I became aware of the debate surrounding HR 3962 and abortion funding via a community entitled "Feminist Rage." From this context, it's probably not hard to discern my feelings on the matter. Quite frankly, the whole abortion debate exhausts and infuriates me, right down to the rhetoric each side uses. (To borrow a term from lifenews.com: "Abortion advocates," my ass. They're hardly giving them out at BOGO sales or having Abortion Fairs, are they?) I, personally, believe that it is vital to women's health and safety to have regulated, professional abortion facilities available to everyone. I also believe that I have no business telling you what you should consider moral, just as you have no business telling me.
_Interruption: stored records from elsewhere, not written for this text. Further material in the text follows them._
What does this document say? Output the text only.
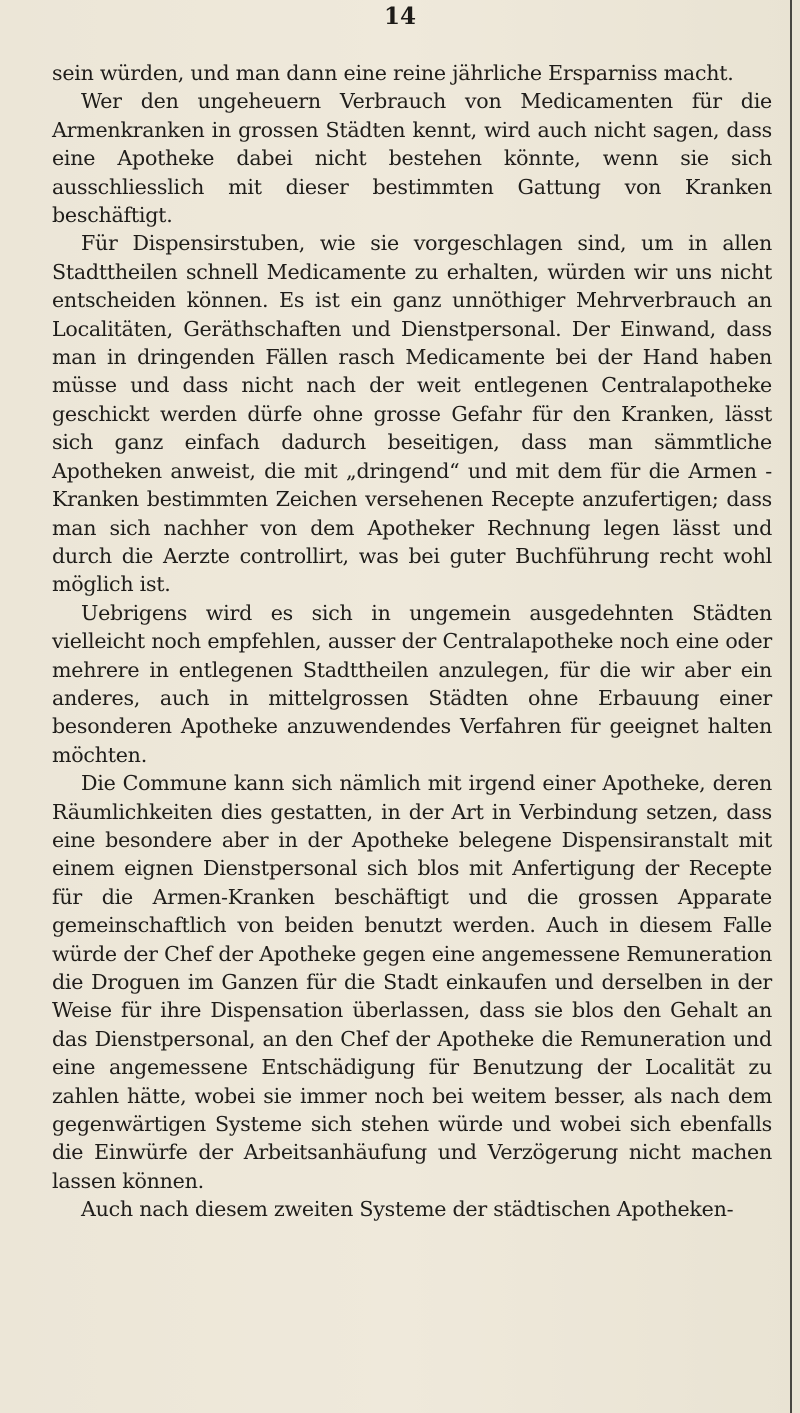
14

sein würden, und man dann eine reine jährliche Ersparniss macht.

Wer den ungeheuern Verbrauch von Medicamenten für die Armenkranken in grossen Städten kennt, wird auch nicht sagen, dass eine Apotheke dabei nicht bestehen könnte, wenn sie sich ausschliesslich mit dieser bestimmten Gattung von Kranken beschäftigt.

Für Dispensirstuben, wie sie vorgeschlagen sind, um in allen Stadttheilen schnell Medicamente zu erhalten, würden wir uns nicht entscheiden können. Es ist ein ganz unnöthiger Mehrverbrauch an Localitäten, Geräthschaften und Dienstpersonal. Der Einwand, dass man in dringenden Fällen rasch Medicamente bei der Hand haben müsse und dass nicht nach der weit entlegenen Centralapotheke geschickt werden dürfe ohne grosse Gefahr für den Kranken, lässt sich ganz einfach dadurch beseitigen, dass man sämmtliche Apotheken anweist, die mit „dringend“ und mit dem für die Armen - Kranken bestimmten Zeichen versehenen Recepte anzufertigen; dass man sich nachher von dem Apotheker Rechnung legen lässt und durch die Aerzte controllirt, was bei guter Buchführung recht wohl möglich ist.

Uebrigens wird es sich in ungemein ausgedehnten Städten vielleicht noch empfehlen, ausser der Centralapotheke noch eine oder mehrere in entlegenen Stadttheilen anzulegen, für die wir aber ein anderes, auch in mittelgrossen Städten ohne Erbauung einer besonderen Apotheke anzuwendendes Verfahren für geeignet halten möchten.

Die Commune kann sich nämlich mit irgend einer Apotheke, deren Räumlichkeiten dies gestatten, in der Art in Verbindung setzen, dass eine besondere aber in der Apotheke belegene Dispensiranstalt mit einem eignen Dienstpersonal sich blos mit Anfertigung der Recepte für die Armen-Kranken beschäftigt und die grossen Apparate gemeinschaftlich von beiden benutzt werden. Auch in diesem Falle würde der Chef der Apotheke gegen eine angemessene Remuneration die Droguen im Ganzen für die Stadt einkaufen und derselben in der Weise für ihre Dispensation überlassen, dass sie blos den Gehalt an das Dienstpersonal, an den Chef der Apotheke die Remuneration und eine angemessene Entschädigung für Benutzung der Localität zu zahlen hätte, wobei sie immer noch bei weitem besser, als nach dem gegenwärtigen Systeme sich stehen würde und wobei sich ebenfalls die Einwürfe der Arbeitsanhäufung und Verzögerung nicht machen lassen können.

Auch nach diesem zweiten Systeme der städtischen Apotheken-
I will, however, tell you what is legal. Roe v. Wade provides that
"This right of privacy, whether it be founded in the Fourteenth Amendment's concept of personal liberty and restrictions upon state action, as we feel it is, or, as the District Court determined, in the Ninth Amendment's reservation of rights to the people, is broad enough to encompass a woman's decision whether or not to terminate her pregnancy" and that "..for the stage prior to approximately the end of the first trimester, the abortion decision and its effectuation must be left to the medical judgment of the pregnant woman's attending physician." Roe v. Wade, 410 U.S. 113 (1973)The fetus is not afforded any "right to life" under the 14th amendment, which does not include protection of the unborn. (Says the court, "We need not resolve the difficult question of when life begins. When those trained in the respective disciplines of medicine, philosophy, and theology are unable to arrive at any consensus, the judiciary, at this point in the development of man's knowledge, is not in a position to speculate as to the answer.")
My library time is about to expire, so I'll finish this tonight.